Definition: In Substitution Method or a Replacement Method, the management first works on the sales forecast of the existing product, using any methods of forecasting and then uses this data to forecast the sales of a new product that will be launched as a substitute for the old product.

Simply, the method used to forecast the sales of a new product on the basis of the sales forecast of the old existing product in the market is called as the substitution method. This method is based on the premise that the new product often displaces the old product, or old use patterns and hence the buying patterns of the old product can be studied thoroughly to estimate the demand for its substitute product.

Under this method, first of all, the marketing team works on the sales forecast of the existing products and then on the basis of that prepares the list of products and markets that are open for the substitution by the new product. The estimated demand for the existing product can help in determining the maximum limit for the demand for the new product in the same category. However, it has been seen in many cases that the new product might not displace the old product totally and in all the categories of uses. This can be substantiated through an example given below:

Example: Nylon was very new to the Indian markets and the promoters of such product knew that they will be able to displace the old use patterns of cotton, rayon, jute and the like but were not certain about its precise quantity that will bring such a change.
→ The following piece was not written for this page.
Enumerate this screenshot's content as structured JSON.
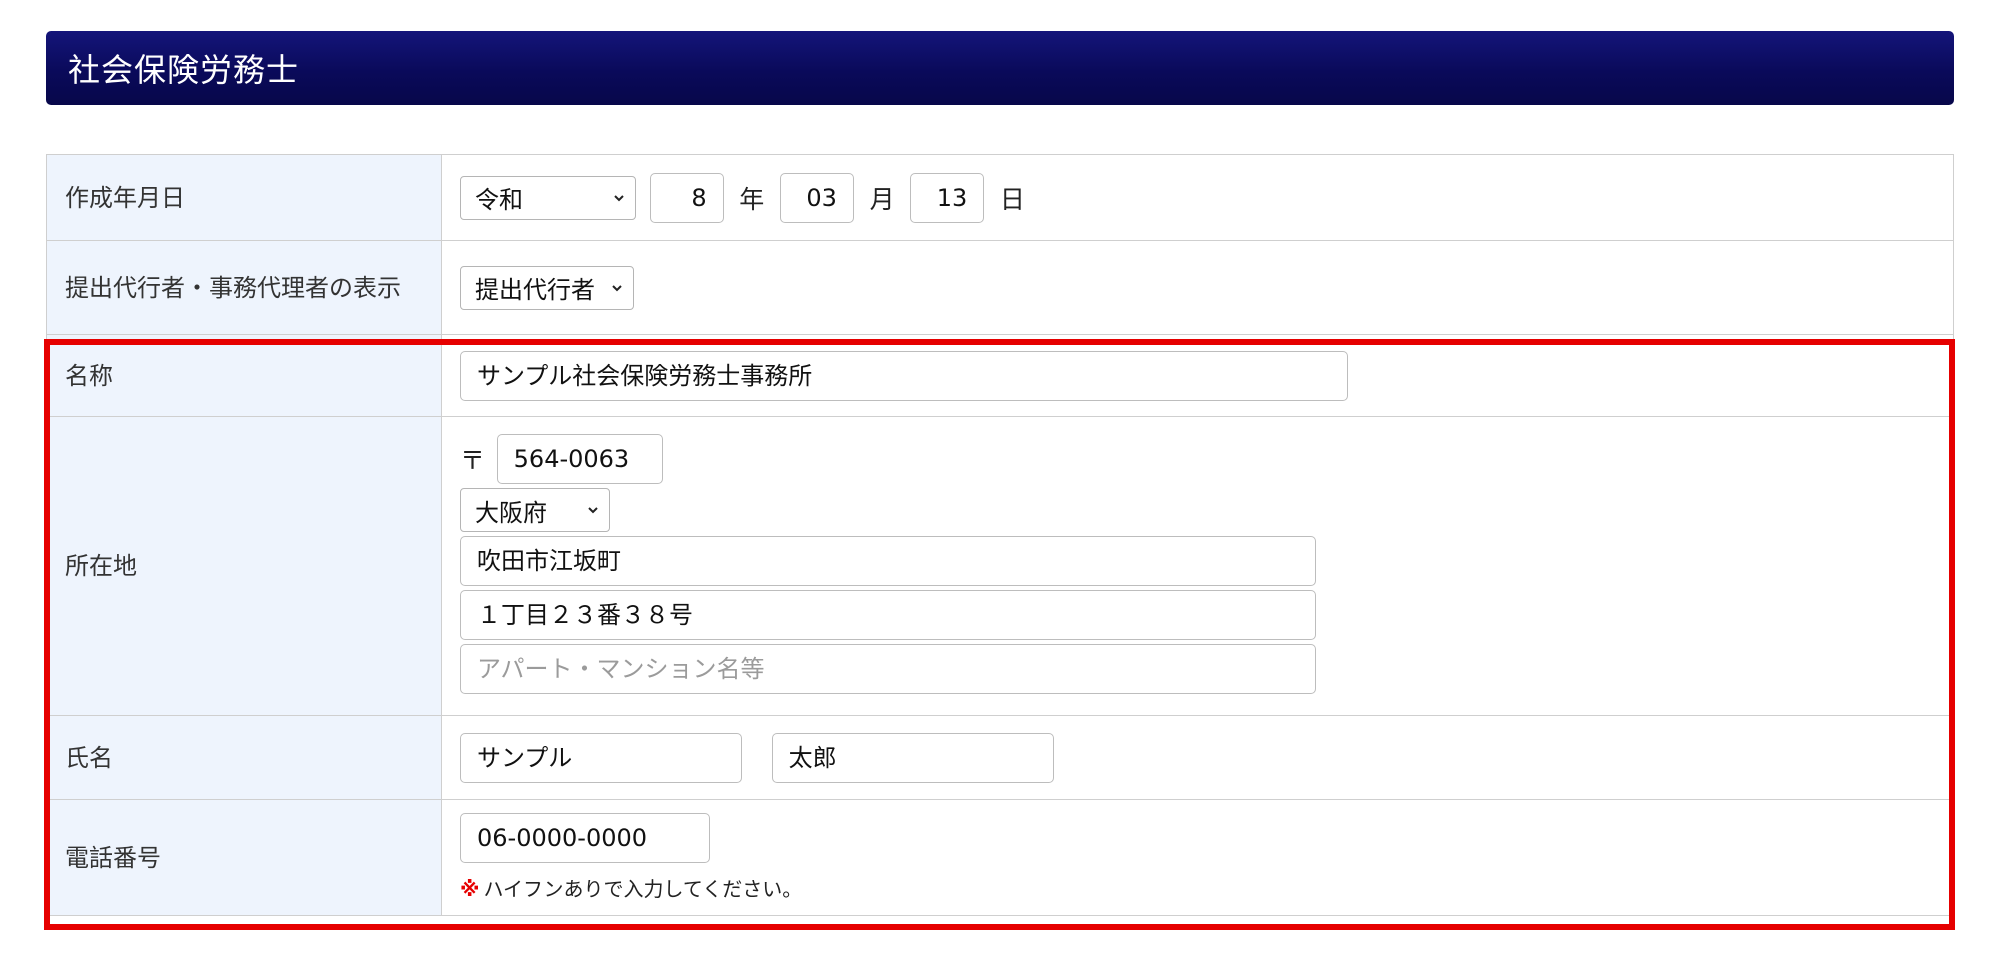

By doing so, it was realized that however, the nylon was not able to take up the 100% share in either of the segments, but was able to grab a reasonable market share in the textile and tyre industries.

One of the prime advantages of the substitution method is the companies who are planning to launch a new product can use this method to forecast the sales of a new product on the basis of the sales of the existing product in the same category.

However, this method does have loopholes, firstly, it is not necessary that the demand forecasted for a new product on the basis of an existing product stand true in the real situations. Secondly, it has been seen that the new product does not totally displace the old product and hence the planned market share could not be achieved. Finally, the method requires a lot of study of the existing market and the old product before a new product could be launched and hence requires a team of experts for this.